On 15 October, Austria voted in one of the most heated elections for many years. It now seems likely that Sebastian Kurz will become the country’s new Chancellor, a result that will have implications throughout the continent.
Aged only 31, Kurz is set to become Europe’s youngest premier. Suave and charismatic, he has rebranded the centre-right People’s Party (ÖVP) in his own image. Since 2013 Kurz has served as Austria’s Foreign Minister. In this position he called for tighter control over the EU’s external borders and led a controversial amendment to Austria’s Islam law. Key pledges of his recent election campaign include a curb of immigration and a reduction of refugee financial support.

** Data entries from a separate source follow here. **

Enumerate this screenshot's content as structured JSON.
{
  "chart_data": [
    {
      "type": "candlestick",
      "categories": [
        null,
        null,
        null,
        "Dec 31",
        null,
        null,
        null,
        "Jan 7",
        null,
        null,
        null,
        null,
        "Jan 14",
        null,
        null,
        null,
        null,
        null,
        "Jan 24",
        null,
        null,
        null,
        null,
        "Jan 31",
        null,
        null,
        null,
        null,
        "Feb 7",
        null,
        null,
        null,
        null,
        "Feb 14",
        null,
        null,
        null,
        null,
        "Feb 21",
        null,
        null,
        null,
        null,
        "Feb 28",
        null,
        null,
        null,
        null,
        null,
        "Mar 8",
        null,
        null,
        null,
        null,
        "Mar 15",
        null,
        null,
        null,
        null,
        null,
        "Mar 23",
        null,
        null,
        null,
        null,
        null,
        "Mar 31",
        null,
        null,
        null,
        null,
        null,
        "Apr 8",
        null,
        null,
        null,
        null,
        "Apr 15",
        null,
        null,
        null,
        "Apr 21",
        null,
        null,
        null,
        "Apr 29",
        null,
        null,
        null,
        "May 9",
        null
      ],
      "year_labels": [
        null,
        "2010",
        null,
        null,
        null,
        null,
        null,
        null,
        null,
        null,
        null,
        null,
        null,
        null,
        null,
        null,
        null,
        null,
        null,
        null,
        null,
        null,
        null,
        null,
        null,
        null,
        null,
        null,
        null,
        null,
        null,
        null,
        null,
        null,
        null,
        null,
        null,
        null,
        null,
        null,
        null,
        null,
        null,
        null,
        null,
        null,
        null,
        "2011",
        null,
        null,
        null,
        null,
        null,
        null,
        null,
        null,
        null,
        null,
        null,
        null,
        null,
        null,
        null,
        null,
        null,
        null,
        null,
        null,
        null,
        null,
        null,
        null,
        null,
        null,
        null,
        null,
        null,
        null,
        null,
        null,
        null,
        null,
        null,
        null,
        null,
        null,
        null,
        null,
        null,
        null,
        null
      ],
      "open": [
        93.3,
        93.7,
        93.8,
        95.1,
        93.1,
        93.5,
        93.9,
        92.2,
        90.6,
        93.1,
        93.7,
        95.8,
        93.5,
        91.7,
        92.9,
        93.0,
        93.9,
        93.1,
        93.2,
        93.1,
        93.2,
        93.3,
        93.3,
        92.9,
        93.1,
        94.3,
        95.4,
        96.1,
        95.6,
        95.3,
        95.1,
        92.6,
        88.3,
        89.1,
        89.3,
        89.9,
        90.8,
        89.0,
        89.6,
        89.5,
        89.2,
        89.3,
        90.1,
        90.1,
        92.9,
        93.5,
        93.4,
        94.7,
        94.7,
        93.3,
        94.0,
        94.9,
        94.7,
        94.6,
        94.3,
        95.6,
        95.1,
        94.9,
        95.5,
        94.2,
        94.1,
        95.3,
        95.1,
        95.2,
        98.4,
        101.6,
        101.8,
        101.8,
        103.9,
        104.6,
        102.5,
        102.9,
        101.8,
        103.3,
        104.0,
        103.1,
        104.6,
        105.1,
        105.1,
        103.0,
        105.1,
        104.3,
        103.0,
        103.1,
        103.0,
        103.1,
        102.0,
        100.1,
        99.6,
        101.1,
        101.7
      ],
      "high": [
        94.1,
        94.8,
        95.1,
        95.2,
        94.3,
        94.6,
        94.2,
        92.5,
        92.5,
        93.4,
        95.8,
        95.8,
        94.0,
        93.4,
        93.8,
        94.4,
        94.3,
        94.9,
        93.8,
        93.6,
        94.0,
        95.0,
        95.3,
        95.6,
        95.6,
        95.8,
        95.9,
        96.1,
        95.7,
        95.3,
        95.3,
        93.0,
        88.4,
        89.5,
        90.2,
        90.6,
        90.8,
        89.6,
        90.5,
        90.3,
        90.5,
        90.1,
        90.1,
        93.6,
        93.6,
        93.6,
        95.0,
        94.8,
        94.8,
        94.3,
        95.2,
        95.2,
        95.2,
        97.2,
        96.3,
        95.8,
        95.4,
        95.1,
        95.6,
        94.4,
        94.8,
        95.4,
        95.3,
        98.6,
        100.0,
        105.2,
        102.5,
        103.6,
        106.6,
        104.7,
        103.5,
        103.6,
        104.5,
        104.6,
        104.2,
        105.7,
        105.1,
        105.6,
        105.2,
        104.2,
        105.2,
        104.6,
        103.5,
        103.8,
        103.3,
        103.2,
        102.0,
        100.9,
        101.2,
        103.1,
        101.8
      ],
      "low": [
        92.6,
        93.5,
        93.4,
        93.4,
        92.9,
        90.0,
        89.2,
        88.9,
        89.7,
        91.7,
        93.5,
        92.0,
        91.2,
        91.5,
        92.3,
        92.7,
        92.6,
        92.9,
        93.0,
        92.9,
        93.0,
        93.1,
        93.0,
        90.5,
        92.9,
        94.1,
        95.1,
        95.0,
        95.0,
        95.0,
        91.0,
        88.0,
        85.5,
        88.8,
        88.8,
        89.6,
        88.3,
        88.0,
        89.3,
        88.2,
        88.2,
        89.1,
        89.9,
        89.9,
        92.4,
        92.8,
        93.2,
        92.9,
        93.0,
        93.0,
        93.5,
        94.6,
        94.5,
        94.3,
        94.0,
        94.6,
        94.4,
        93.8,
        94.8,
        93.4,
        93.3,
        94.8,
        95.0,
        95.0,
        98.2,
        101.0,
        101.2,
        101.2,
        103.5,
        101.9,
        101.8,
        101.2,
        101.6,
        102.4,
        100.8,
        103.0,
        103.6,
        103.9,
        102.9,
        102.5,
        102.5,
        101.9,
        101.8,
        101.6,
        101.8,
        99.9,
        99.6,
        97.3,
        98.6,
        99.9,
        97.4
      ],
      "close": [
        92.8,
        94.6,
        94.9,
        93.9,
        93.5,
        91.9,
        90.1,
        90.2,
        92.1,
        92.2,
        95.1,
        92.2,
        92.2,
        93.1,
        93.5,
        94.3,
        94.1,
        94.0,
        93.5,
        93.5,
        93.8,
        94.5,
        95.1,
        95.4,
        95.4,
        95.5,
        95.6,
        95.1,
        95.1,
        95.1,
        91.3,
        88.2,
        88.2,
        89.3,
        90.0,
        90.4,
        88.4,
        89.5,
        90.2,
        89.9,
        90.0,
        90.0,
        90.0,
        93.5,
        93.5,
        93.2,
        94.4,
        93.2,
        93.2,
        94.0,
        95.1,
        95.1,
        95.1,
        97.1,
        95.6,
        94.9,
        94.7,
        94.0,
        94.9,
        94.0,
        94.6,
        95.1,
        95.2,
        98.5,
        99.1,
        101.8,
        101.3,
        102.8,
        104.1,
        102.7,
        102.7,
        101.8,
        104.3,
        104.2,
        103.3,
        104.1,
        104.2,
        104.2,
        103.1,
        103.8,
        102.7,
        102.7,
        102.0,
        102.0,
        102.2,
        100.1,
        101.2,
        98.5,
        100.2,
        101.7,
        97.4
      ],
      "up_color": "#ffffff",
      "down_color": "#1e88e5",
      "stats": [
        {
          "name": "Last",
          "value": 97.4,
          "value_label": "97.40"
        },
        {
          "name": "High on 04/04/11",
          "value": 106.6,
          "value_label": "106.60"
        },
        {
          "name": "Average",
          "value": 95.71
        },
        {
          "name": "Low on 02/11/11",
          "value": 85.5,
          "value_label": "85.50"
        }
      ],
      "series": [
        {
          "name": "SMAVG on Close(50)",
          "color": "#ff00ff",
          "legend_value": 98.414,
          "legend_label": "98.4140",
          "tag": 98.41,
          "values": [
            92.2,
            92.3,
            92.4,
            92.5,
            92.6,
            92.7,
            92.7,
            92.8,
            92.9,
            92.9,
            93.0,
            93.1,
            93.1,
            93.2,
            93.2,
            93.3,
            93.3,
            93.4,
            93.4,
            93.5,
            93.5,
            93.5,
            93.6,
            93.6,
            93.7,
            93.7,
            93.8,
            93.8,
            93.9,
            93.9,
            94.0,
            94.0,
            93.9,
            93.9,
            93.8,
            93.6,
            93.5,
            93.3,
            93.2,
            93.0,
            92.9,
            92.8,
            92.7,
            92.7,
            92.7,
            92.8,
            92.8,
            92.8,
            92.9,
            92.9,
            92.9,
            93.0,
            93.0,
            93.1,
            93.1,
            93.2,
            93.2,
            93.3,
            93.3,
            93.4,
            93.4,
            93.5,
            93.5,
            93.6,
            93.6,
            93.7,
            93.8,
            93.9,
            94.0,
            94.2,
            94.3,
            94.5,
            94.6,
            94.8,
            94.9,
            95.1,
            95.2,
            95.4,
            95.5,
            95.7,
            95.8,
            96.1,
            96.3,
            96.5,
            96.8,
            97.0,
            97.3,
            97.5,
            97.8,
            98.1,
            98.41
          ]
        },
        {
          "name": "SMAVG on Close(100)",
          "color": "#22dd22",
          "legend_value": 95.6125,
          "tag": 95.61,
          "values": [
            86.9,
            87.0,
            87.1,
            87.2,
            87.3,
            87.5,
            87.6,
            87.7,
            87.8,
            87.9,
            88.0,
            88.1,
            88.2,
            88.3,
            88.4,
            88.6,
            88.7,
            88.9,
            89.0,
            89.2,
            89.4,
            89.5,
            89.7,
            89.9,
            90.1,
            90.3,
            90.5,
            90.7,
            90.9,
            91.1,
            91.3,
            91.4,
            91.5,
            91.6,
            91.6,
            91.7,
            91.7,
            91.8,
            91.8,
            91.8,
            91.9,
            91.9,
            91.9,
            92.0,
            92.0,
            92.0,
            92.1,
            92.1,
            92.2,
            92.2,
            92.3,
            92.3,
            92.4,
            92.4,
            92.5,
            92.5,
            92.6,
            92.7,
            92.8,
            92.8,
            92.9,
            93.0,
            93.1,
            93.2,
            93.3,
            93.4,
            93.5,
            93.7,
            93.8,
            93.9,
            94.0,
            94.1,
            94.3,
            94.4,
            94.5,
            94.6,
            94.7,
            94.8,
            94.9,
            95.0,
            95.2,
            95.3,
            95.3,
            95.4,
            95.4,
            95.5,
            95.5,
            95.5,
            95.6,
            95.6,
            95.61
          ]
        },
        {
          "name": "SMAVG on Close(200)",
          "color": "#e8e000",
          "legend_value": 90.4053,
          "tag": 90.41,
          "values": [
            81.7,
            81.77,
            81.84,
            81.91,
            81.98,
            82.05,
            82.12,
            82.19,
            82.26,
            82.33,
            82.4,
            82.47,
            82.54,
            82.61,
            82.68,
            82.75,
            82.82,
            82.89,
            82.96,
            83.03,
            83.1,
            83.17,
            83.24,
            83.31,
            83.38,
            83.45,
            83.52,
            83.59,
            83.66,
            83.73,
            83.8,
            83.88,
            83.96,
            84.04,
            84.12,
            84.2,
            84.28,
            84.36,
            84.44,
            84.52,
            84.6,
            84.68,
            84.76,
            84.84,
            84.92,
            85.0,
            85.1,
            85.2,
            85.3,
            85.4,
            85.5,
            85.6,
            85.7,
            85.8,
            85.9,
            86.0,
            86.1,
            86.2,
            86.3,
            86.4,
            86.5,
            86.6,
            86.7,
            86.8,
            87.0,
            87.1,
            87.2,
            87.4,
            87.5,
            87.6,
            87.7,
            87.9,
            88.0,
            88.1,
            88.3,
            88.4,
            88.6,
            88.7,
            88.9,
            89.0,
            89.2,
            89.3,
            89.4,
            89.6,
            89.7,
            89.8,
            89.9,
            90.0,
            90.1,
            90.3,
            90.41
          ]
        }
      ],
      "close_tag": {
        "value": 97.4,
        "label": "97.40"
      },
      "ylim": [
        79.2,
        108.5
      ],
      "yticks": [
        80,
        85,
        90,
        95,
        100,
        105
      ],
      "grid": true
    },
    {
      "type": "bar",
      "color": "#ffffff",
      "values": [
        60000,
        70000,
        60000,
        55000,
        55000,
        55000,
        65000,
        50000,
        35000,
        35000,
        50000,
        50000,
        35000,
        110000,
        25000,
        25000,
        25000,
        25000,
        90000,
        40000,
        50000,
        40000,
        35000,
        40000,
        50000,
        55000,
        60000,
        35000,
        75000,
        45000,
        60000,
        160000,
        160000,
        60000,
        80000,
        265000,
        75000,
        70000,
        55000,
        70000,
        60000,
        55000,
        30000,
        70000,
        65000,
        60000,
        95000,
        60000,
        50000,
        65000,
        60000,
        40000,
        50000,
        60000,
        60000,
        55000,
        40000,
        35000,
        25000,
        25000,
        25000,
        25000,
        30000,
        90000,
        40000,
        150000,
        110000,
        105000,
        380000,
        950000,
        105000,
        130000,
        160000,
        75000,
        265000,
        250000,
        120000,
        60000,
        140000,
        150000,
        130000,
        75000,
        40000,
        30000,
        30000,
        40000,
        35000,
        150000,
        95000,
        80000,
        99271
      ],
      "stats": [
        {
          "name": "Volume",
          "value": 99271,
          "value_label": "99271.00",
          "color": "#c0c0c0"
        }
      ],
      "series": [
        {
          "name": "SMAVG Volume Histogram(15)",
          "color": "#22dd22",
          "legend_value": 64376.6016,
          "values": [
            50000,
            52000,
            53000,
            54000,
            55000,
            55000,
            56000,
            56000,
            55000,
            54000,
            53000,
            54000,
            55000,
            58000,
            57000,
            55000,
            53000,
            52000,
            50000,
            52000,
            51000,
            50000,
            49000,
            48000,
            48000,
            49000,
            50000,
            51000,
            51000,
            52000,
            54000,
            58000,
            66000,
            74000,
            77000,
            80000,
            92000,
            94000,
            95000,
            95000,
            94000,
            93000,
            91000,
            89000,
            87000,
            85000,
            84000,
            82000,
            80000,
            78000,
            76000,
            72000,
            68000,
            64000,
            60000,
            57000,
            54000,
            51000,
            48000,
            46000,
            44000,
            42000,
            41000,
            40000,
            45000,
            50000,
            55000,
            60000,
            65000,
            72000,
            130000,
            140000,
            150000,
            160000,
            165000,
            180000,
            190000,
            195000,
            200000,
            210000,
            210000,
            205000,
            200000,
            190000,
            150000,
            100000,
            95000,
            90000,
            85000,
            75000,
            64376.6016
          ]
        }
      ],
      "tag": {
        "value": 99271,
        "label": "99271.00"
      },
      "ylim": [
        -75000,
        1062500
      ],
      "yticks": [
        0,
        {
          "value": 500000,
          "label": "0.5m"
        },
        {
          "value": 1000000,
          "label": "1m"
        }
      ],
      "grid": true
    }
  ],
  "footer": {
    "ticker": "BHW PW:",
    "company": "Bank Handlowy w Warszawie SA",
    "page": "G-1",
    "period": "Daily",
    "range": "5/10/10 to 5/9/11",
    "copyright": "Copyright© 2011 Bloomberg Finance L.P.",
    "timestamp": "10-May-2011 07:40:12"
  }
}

However, Kurz did not win an outright majority. At 32 percent he secured the largest vote share, but will require a coalition partner in order to take government. The socially democratic SPÖ finished second, but it is the third place Freedom Party that grabbed news headlines. The Freedom Party was founded by a former Nazi official, and their current leader Heinz-Christian Strache has previously been arrested for participating in a banned neo-Nazi rally. Their policies show extreme opposition to immigrants, especially Muslims. Their candidate for the ceremonial role of President in the 2016 election missed out by a whisker to the Green Party candidate, a swing of just three percent away from capturing the Head of State role.
It now seems likely that Kurz’s ÖVP will approach the Freedom Party as potential partners. Should he do so, the Freedom Party will play a significant role in government. With 26 percent of the popular vote, the Freedom Party have earned themselves a significant voice in any coalition they enter.
It is worth noting that, despite this strong performance, the ÖVP will be slightly disappointed. Before the meteroic rise of Kurz, the Freedom party had been leading the polls.
However, not since 2000 has Austria seen the formation of a People’s/Freedom Party coalition. Back then the result was met with EU diplomatic sanctions and global outrage.
Today the world watches on with quiet acceptance – a striking sign of how far European politics has changed in recent years.